Le Ring intérieur – Dan Bigras : Le brasier
Cinéma

Le Ring intérieur – Dan Bigras : Le brasier

Documentaire simple, utile et lucide sur un mythe vieux comme le monde: celui des démons à apprivoiser, et déclaration d’amitié de DAN BIGRAS envers un sport et ses athlètes. Un direct au coeur.

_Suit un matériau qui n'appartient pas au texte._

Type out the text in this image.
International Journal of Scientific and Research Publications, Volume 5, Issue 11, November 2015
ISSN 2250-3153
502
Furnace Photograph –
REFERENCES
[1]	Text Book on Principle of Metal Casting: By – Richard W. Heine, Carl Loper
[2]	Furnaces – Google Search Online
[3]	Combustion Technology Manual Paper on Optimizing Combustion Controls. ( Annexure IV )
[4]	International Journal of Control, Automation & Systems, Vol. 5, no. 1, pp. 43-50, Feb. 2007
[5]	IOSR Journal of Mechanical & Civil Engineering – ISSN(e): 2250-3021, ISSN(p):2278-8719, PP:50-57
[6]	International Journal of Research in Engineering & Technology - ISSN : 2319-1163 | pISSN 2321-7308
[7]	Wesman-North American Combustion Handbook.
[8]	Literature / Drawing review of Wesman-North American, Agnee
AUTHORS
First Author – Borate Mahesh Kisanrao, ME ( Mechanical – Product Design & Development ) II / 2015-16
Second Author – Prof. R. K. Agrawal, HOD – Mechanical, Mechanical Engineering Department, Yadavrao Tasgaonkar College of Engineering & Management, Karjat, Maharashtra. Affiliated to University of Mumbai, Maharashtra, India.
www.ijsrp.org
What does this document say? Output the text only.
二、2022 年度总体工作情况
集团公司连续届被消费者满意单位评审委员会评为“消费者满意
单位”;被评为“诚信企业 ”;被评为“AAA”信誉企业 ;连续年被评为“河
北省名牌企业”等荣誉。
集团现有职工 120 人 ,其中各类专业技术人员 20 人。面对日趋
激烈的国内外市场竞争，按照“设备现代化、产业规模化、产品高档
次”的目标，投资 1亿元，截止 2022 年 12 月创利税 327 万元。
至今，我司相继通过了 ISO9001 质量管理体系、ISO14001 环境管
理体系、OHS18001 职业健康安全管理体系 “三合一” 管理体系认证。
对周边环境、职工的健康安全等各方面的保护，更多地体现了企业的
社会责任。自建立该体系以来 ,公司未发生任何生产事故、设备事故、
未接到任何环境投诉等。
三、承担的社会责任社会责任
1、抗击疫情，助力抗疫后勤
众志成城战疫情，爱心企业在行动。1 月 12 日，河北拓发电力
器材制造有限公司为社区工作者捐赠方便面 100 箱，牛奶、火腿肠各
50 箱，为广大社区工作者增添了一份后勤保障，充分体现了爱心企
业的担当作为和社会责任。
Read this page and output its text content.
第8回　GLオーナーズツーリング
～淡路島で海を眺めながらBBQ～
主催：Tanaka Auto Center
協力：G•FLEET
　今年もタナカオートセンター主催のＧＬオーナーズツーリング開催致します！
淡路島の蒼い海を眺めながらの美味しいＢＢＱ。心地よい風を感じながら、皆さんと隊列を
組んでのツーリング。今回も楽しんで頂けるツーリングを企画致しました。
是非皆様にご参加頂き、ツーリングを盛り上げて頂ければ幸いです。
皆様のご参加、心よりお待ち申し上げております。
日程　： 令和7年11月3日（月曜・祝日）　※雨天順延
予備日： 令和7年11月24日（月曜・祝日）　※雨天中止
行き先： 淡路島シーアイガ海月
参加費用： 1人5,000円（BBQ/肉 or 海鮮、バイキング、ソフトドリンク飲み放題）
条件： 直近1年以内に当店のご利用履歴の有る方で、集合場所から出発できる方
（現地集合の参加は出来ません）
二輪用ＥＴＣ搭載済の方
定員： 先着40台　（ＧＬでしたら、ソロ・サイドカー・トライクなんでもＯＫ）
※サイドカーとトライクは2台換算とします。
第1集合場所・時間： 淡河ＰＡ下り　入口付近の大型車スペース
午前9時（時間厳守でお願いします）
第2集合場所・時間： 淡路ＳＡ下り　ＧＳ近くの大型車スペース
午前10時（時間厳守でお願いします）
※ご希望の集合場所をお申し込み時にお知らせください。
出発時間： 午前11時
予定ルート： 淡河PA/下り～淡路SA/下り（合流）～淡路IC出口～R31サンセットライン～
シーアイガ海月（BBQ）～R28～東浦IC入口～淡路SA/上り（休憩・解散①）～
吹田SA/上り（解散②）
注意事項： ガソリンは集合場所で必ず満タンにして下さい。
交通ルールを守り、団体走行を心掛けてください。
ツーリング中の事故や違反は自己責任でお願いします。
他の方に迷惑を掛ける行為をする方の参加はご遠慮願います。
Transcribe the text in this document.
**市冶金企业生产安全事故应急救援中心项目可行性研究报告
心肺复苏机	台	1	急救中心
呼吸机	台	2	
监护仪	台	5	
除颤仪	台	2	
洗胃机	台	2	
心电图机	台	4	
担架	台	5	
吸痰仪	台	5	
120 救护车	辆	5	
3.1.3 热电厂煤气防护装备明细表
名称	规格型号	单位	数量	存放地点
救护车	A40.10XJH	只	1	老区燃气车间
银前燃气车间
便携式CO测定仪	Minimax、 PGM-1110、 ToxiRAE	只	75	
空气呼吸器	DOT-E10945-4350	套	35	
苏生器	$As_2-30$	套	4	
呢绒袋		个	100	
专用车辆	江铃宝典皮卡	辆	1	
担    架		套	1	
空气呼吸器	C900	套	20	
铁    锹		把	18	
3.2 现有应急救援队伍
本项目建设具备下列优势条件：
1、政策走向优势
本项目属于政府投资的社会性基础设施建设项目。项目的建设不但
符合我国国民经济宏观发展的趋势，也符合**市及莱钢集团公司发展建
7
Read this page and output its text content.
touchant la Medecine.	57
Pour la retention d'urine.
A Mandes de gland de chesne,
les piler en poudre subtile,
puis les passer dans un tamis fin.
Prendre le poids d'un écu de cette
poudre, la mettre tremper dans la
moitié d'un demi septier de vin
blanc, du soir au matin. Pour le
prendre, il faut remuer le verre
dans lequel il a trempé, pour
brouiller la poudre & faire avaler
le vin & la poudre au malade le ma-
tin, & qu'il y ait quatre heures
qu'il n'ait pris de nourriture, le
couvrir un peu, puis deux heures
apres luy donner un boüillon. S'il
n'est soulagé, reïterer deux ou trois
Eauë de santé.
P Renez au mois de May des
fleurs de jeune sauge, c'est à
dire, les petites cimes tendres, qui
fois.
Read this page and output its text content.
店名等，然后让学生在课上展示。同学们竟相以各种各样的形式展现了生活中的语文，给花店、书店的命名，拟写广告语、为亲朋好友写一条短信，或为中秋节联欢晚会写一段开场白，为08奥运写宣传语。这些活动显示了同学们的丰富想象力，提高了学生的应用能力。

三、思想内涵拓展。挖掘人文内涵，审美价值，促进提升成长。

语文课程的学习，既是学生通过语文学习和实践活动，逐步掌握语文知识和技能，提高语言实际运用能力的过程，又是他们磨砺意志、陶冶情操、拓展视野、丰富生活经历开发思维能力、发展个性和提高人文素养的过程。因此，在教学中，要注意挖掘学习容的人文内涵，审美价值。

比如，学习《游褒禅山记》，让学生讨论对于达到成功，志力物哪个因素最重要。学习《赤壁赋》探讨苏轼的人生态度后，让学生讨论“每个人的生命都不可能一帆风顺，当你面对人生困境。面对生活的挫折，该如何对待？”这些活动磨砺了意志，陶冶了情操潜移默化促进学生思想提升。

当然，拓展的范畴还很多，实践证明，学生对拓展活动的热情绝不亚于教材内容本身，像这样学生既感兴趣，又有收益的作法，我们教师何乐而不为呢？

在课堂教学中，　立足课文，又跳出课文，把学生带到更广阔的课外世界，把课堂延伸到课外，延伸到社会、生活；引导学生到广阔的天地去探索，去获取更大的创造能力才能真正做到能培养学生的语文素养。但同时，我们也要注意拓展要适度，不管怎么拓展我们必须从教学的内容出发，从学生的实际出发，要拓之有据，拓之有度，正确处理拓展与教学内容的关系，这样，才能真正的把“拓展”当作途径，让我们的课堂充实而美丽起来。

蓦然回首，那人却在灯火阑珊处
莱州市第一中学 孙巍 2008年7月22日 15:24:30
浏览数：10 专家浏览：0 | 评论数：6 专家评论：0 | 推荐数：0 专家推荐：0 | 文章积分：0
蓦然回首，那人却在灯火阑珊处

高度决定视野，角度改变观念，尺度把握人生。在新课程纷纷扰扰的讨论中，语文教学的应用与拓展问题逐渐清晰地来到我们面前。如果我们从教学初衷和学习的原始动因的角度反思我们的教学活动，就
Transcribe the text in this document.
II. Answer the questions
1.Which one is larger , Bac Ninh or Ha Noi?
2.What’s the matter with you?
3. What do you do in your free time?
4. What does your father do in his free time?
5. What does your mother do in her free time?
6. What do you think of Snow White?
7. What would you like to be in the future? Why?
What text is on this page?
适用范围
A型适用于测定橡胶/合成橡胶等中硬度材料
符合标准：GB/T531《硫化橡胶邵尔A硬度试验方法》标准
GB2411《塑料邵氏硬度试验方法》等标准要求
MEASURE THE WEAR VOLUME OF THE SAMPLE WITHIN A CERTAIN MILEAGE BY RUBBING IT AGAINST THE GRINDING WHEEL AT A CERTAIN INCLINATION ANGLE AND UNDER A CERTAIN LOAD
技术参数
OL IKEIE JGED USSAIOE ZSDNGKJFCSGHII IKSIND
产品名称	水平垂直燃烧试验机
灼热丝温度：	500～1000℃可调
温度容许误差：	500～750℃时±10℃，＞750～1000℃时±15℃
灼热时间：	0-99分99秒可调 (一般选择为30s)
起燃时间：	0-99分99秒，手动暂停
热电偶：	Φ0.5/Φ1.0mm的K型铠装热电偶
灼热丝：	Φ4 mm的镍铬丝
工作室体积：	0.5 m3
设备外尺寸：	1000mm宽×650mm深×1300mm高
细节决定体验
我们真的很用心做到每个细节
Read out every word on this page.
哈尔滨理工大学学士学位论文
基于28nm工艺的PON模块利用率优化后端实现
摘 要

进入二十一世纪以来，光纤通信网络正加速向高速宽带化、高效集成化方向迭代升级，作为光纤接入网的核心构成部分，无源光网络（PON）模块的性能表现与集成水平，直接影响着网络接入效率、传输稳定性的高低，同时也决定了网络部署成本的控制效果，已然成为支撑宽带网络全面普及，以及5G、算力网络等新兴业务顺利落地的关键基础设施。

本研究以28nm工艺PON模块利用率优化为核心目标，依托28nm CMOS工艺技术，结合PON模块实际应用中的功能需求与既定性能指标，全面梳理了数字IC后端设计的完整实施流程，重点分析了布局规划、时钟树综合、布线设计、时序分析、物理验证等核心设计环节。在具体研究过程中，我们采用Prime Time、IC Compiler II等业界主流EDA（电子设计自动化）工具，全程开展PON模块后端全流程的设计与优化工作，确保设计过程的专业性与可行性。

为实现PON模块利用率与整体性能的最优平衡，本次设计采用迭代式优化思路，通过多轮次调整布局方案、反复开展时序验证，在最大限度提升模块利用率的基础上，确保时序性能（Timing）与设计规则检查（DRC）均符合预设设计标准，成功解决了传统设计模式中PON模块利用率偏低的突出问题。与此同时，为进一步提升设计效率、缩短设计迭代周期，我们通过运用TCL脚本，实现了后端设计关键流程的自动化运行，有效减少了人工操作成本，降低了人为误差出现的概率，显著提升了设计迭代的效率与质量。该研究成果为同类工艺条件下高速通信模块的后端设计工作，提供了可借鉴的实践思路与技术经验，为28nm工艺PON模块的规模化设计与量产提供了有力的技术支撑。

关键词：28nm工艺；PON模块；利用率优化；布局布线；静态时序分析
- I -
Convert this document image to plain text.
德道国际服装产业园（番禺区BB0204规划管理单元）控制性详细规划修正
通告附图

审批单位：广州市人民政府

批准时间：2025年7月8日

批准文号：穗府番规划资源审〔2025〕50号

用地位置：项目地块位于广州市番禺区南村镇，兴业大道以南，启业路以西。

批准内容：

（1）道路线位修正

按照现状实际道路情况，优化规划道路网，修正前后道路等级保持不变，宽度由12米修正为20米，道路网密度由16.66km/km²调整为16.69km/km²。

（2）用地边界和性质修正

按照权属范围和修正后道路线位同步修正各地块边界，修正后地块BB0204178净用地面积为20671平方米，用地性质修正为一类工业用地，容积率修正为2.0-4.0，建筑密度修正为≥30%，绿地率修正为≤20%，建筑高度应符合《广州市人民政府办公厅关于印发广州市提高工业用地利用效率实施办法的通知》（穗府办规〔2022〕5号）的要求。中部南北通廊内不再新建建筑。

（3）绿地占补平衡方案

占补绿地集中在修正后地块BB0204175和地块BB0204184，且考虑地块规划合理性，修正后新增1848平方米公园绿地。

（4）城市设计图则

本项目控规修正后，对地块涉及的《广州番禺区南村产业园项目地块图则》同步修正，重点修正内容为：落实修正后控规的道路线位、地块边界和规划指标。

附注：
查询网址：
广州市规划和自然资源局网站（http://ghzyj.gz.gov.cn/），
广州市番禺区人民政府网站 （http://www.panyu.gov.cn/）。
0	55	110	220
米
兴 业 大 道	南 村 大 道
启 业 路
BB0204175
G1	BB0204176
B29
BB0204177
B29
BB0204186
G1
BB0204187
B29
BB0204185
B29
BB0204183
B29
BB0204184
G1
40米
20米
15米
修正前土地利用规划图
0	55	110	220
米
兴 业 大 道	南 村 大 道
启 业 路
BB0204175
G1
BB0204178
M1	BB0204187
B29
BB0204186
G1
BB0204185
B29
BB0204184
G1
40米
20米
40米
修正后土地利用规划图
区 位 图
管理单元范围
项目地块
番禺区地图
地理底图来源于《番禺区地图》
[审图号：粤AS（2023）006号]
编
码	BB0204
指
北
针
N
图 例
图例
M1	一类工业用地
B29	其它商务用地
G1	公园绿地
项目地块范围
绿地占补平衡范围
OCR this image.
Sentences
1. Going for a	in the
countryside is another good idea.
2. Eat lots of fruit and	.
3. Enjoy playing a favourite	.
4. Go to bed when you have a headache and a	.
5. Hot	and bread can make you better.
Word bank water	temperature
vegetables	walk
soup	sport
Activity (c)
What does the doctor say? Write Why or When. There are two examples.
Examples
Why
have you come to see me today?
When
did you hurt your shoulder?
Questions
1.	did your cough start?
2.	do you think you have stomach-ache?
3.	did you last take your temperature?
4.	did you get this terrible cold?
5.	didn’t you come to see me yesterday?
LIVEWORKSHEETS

Un gars, blanc, une vingtaine d’années, quitte le vestiaire. Il avance vite vers la scène, vers le ring. Son visage est fermé, il ne sait plus qui marche à ses côtés. Un autre gars, noir, près de la trentaine, tourne dans le vestiaire comme dans une cage. Il respire par saccades, on dirait presque qu’il marmonne. On ne sait pas si c’est de la transe, du recueillement, de la concentration, du ressassement de vieilles affaires laides… Tout ce qu’on sait, c’est que le feu qui brûle à l’intérieur de ces deux-là semble beaucoup plus incandescent que celui qui va exploser sur le ring tout à l’heure. Dans l’arène, avec arbitre et règlements, la violence est balisée. Ici, on a l’image de la colère pure, du magma brut. C’est le ring intérieur, beaucoup plus dangereux. Dan Bigras a choisi un titre évident.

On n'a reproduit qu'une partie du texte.